Publié le 06 septembre 2017
ENVIRONNEMENT
Le gouvernement veut manger les marges des industriels et distributeurs pour financer la bio
Et si les distributeurs et industriels aidaient financièrement les producteurs bio ? L’idée ne vient pas d’associations mais du ministre de l’Agriculture en personne. Stéphane Travert souhaite créer un fonds privé dédié à l'alimentation bio, alimenté par une partie des marges de ces deux secteurs. "Ce n'est pas au privé de combler les défaillances de l'État", estime la FNAB, Fédération nationale de l'agriculture bio.

Bonne ou mauvaise idée ? Interrogé le 29 août sur RTL, Stéphane Travert a indiqué vouloir créer un fonds privé dédié à la bio. "Cela peut être par exemple le fait qu’un industriel ou un distributeur sur un temps donné rogne sur une partie de sa marge pour créer ce fonds spécifique", a-t-il expliqué, "ces contributions seraient ensuite redistribuées, par exemple, par un acteur public à des bénéficiaires qui, aujourd’hui, veulent faire émerger une filière en agriculture biologique".
Une annonce qui survenait le jour de la publication d’une étude de l’UFC-Que choisir montrant que les marges des enseignes de la grande distribution. Selon l'association de consommateurs, les marges sur les fruits et légumes bio sont 96 % plus élevées que dans le conventionnel.
Interrogé par Novethic, le ministère n’a pour l’instant pas précisé si cette baisse de marge des industriels et distributeurs serait volontaire, ni vers qui, spécifiquement, serait distribué l’argent. Mais d’ores et déjà, l’idée n’obtient pas un franc succès.
"Ce n’est pas au privé de combler les défaillances de l’État"

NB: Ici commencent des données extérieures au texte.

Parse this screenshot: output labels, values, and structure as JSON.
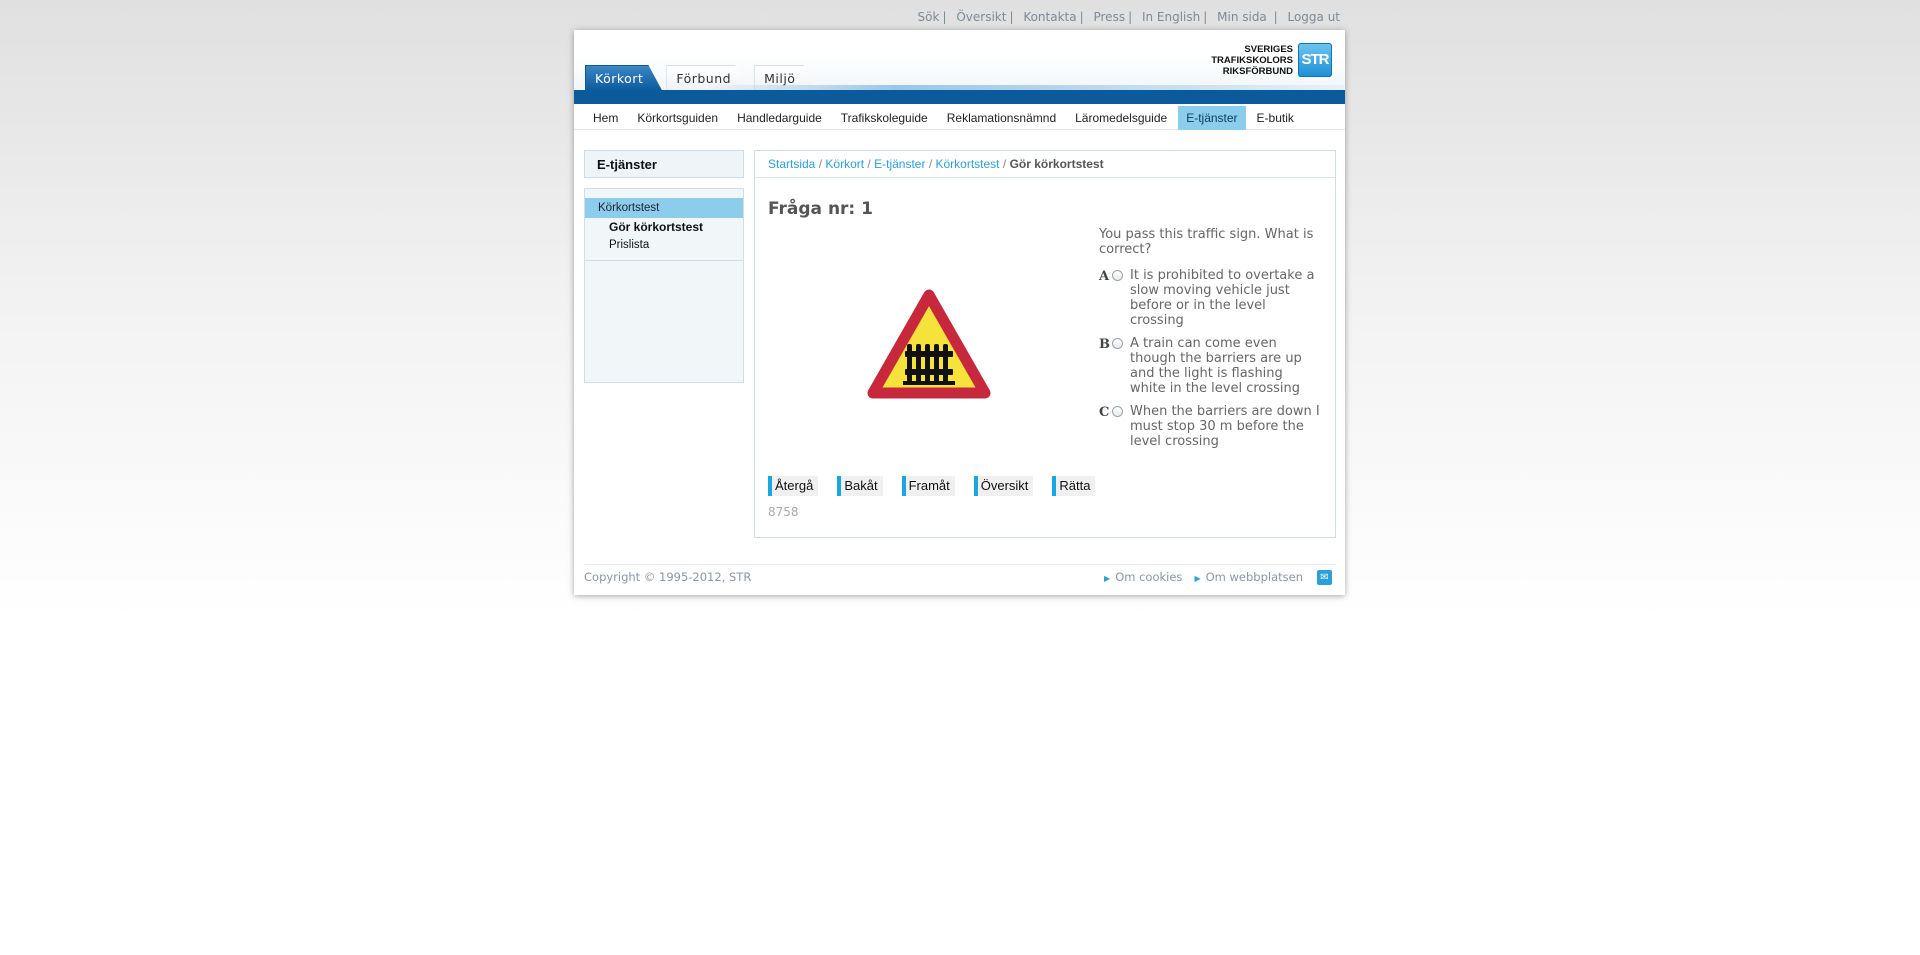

"S’il s’agit de structurer les filières bio locales et équitables, pourquoi pas", explique à Novethic Stéphanie Pageot, présidente de la FNAB, Fédération nationale d’agriculture biologique, "mais s’il s’agit de se substituer à l’État, non merci !"
Il faut dire que depuis la nouvelle répartition des aides de la PAC (Politique agricole commune), la colère gronde du côté des agriculteurs bio. Le 27 juillet, Stéphane Travert a annoncé que 4,2 % du pilier 1 de la PAC, essentiellement composé d’agriculteurs conventionnels céréaliers, serait redistribué au pilier 2, comptant les petites exploitations de zones défavorisées et les agriculteurs bio. Or, les producteurs bio demandaient 15 % de transfert du budget du pilier 1 vers le 2.
Les industriels attendent les États généraux pour se prononcer
Quant au paiement des aides à l’agriculture biologique, ils ont déjà deux années de retard. "C’est la responsabilité de l’État de gérer la protection des biens publics. Ce n’est pas au privé de combler les défaillances du système", estime Stéphanie Pageot.
L’ANIA, l’Association Nationale des Industries Alimentaires, préfère elle esquiver le débat en insistant surtout sur le dialogue entre tous les acteurs de la filière lors des États généraux de l’Alimentation. Un événement qui s’annonce pourtant mal tant les clashs entre les parties prenantes s’intensifient depuis l’affaire du fipronil.
C'est du côté de la FNSEA (Fédération nationale des syndicats d'exploitants agricoles) que l'on trouve le soutien le plus direct à la proposition du ministre de l'Agriculture. Lors de sa conférence de rentrée, la présidente Christiane Lambert réagissait à l'étude de l'UFC-Que choisr : "Des décisions politiques doivent être prises sur le financement de la bio. Ce n'est pas anormal que les produits bio coûtent trois fois plus cher que les produits conventionnels. La vraie question est de savoir à qui va cette marge !".